Doch dann ändert sich alles: Bald kann sie nichts mehr veröffentlichen. Ihre Bücher werden verboten. Die Dichterin wird von den Nationalsozialisten zur Aufgabe ihrer Karriere als Schriftstellerin gezwungen und letztlich auch zur Aufgabe ihrer Heimat.

Mascha Kaléko ist ein Flüchtlingskind gewesen - von klein auf. Schon als Kind fliehen ihre Eltern mit ihr aus dem heutigen Polen aus Angst vor Judenverfolgungen. Und nun verliert sie wieder alles. 1938 – gerade noch vor den Novemberpogromen – verlässt sie ihre Heimat Berlin. Mit ihrem Mann und dem gemeinsamen Sohn geht sie ins Exil nach New York, später nach Jerusalem.

Das Gefühl, eine Außenseiterin zu sein, die beständige Suche nach Heimat und großes Heimweh, prägen ihr gesamtes Leben und ihr literarisches Schaffen.

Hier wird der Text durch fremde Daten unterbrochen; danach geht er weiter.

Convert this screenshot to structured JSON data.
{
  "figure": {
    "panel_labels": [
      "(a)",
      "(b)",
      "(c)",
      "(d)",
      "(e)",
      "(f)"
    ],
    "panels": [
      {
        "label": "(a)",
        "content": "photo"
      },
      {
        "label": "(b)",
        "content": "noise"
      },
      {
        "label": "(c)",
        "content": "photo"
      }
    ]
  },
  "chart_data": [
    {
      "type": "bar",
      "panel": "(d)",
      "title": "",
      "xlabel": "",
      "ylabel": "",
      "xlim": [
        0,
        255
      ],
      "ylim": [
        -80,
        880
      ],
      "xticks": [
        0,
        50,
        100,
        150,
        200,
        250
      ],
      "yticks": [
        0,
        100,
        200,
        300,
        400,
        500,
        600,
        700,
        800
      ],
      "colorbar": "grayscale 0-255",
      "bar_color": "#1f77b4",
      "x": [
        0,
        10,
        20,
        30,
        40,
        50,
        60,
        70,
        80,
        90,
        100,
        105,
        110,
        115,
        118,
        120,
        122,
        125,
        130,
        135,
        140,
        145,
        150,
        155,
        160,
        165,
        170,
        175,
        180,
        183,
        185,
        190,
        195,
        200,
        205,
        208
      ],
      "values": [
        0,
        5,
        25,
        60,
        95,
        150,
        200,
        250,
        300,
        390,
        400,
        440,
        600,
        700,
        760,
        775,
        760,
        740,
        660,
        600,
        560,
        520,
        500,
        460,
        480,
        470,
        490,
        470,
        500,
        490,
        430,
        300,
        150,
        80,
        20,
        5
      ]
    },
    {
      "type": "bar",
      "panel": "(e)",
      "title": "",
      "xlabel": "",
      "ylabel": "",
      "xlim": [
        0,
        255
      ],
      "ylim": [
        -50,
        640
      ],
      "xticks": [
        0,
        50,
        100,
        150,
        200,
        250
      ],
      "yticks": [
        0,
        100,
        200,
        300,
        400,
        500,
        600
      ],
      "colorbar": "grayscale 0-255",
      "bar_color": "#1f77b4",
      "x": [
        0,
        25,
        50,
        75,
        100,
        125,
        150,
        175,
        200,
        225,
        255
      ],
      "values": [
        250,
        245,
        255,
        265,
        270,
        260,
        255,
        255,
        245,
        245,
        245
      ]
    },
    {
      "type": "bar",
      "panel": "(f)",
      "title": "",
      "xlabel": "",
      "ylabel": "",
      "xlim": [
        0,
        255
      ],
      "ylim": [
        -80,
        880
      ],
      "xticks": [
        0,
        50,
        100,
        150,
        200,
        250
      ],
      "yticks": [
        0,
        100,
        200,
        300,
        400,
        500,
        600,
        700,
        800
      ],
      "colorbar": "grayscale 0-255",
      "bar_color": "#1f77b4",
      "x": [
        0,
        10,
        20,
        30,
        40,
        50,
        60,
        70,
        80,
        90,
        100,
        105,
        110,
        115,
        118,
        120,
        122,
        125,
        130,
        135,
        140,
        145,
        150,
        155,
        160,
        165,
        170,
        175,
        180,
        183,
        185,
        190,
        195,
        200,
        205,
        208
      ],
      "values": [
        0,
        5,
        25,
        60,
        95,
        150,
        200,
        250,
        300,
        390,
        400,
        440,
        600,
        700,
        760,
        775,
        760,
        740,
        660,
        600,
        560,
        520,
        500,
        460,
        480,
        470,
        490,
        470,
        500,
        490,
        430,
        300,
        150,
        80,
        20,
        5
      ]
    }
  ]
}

In einem ihrer Gedichte wirft Mascha Kaléko die Frage auf, ob irgendwer da ist, der das eigene Leben trägt und lenkt.

Sprecherin:

Einer ist da, der mich denkt.
Der mich atmet. Der mich lenkt.
Der mich schafft und meine Welt.
Der mich trägt und der mich hält.
Wer ist dieser Irgendwer?
Ist er ich? Und bin ich Er? (1)
 

Autor: Einer ist da, sagt die Dichterin. In kurzen Sätzen beschreibt sie, was dieser Eine tut. Er ist da. Er denkt mich. Er atmet mich. Er lenkt mich. Er schafft mich. Er trägt mich. Er hält mich. Wer dieser Eine ist, der „Irgendwer“, darauf gibt Kaléko keine Antwort.

Doch auf dem Hintergrund des jüdischen Glaubens, in dem sie aufgewachsen ist, und der Grundlage auch des christlichen Glaubens ist, legt sich eine Antwort nahe.

Am Anfang der Bibel wird erzählt, wie Gott sich den Menschen und die Welt denkt und wie er sie erschafft. Atem haucht er seinen Geschöpfen ein. Er stellt Lebensraum und Lebensmittel zur Verfügung. Und immer wieder verspricht er den Menschen für sie da zu sein, ihnen Halt zu geben, sie zu tragen.

Für mich ist Gott dieser Eine, dieser „Irgendwer“, von dem die Dichterin hier spricht. Er ist es, der mir mein Leben schenkt und der es trägt und lenkt.

So erfahre ich Gott und wünsche Ihnen ähnliche Erfahrungen!

Es grüßt Sie, Landessuperintendent Dietmar Arends aus Detmold.

 

( 1 ) Mascha Kaléko, In meinen Träumen läutet es Sturm. Gedichte und Epigramme aus dem Nachlass, München, 21. Aufl., 2001, S. 84.